Growing Goumi Berry
The Goumi berry grows on a tree/shrub that grows up to 10 feet in height, generally a tad smaller. Once the shrub reaches maturity it produces prolific batches of berries, more than the average family could ever eat fresh.
The berries are juicy and somewhat tart when picked at the peak of perfection. If eaten unripe or over ripe they taste terrible. As there is only a short window of opportunity for harvesting these berries some growers leave a lot for the birds, but the more frugal gardener preserves them in pastries, pies, jelly and jam, fruit leathers and so on. The berries are not true berries they are actually stone fruits much like a cherry. It has a single central pit which is also edible.
In its native Asia it is sometimes grown in orchards with other fruits as it makes an excellent companion plant being a nitrogen fixer, similar to beans and legumes.
Goumi is not always self pollinating and at least two should be planted to ensure pollination and genetic diversity for higher quality fruit. You can get by with just one as it is not always self pollinating also means it is sometimes self pollinating, basically would you like your glass half full or half empty ?
It is not very particular so far as soil goes and will grow in most soil types. It will also tolerate saline conditions so does well near salt water and seaside locations. It is also drought tolerant.
It can be grown from soft wood cuttings or seed in addition to purchase of a sapling.
If planning on growing Goumi from seed be advised that it requires cold stratification of 8-12 weeks or germination will more than likely fail.

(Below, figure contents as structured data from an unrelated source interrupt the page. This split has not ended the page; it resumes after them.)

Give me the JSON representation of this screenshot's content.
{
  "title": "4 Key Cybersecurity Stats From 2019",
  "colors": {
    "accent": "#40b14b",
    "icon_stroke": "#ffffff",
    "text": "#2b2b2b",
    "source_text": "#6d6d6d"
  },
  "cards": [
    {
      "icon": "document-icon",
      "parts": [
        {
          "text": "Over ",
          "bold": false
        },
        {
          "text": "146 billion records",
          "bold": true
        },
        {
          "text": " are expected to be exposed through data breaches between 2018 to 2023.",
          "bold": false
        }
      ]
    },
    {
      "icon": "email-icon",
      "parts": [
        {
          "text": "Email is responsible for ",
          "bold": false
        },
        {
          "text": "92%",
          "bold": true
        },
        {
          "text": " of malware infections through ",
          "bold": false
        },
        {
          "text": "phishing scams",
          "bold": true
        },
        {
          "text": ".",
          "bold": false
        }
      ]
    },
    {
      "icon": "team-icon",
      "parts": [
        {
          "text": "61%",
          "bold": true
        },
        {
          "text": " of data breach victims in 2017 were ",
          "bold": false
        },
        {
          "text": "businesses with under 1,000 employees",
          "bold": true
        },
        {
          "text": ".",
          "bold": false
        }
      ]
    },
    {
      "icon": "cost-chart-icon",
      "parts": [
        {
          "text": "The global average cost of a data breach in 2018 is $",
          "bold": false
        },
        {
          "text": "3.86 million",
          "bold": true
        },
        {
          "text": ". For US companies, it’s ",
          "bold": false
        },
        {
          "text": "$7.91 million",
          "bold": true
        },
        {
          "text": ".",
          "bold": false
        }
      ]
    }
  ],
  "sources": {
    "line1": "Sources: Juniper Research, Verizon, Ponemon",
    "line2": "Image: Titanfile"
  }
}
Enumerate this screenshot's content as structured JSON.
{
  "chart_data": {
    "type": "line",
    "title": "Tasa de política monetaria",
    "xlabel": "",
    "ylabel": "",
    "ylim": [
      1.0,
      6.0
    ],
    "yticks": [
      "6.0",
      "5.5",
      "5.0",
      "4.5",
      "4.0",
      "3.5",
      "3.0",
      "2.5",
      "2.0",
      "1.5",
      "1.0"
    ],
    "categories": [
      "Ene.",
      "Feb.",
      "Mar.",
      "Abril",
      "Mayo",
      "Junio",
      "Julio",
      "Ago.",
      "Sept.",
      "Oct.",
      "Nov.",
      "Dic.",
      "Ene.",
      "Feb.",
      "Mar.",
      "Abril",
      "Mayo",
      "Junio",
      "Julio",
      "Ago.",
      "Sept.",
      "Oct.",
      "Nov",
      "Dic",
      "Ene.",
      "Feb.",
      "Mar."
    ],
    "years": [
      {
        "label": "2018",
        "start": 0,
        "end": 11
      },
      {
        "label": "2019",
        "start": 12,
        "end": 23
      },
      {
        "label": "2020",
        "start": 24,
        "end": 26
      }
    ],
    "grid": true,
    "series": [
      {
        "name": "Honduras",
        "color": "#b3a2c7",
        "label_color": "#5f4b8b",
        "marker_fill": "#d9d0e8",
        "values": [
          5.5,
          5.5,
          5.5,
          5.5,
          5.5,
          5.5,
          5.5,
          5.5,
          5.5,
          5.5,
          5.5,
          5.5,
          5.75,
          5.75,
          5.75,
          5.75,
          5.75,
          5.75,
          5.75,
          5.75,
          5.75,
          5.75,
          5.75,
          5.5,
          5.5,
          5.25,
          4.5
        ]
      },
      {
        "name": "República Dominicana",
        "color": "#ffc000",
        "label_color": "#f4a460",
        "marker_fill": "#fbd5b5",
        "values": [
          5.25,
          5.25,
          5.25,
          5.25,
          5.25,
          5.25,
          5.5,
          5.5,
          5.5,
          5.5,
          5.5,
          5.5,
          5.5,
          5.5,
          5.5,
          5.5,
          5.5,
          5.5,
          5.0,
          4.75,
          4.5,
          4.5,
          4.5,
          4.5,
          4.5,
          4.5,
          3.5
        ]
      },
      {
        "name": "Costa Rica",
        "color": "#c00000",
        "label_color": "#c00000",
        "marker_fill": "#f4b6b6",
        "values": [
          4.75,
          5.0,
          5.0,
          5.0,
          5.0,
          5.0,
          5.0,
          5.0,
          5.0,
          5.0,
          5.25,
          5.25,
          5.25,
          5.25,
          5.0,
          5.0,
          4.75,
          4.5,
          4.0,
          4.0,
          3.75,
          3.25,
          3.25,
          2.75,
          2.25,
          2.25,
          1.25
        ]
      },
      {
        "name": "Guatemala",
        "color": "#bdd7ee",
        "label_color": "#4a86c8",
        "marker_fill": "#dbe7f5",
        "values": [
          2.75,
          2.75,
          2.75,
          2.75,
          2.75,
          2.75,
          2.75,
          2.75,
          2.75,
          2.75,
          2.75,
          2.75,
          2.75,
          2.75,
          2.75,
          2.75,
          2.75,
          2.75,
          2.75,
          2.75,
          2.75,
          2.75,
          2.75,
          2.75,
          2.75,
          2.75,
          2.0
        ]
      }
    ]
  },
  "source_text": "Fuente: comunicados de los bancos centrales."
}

Botanical name: Eleagnus multiflora
USDA Zones 6-9
Full Sun but will tolerate partial shade
Soil pH 5 - 8
Bears Fruit in 2 - 4 years.
Maximum yield begins at 4 -5 years and gradually declines after roughly a decade.
Flowers in spring and bears fruit in mid summer
Fragrant blossoms attract Pollinators
Harvest in Late Summer
Storage: Poor storage qualities, should be used fresh or preserved
This shrub can become invasive once established. New shoots will grow continuously near the plants base which have the capacity to grow into new trees. Unharvested berries left over winter are also know to produce new 'volunteer' plants and are also spread by wildlife.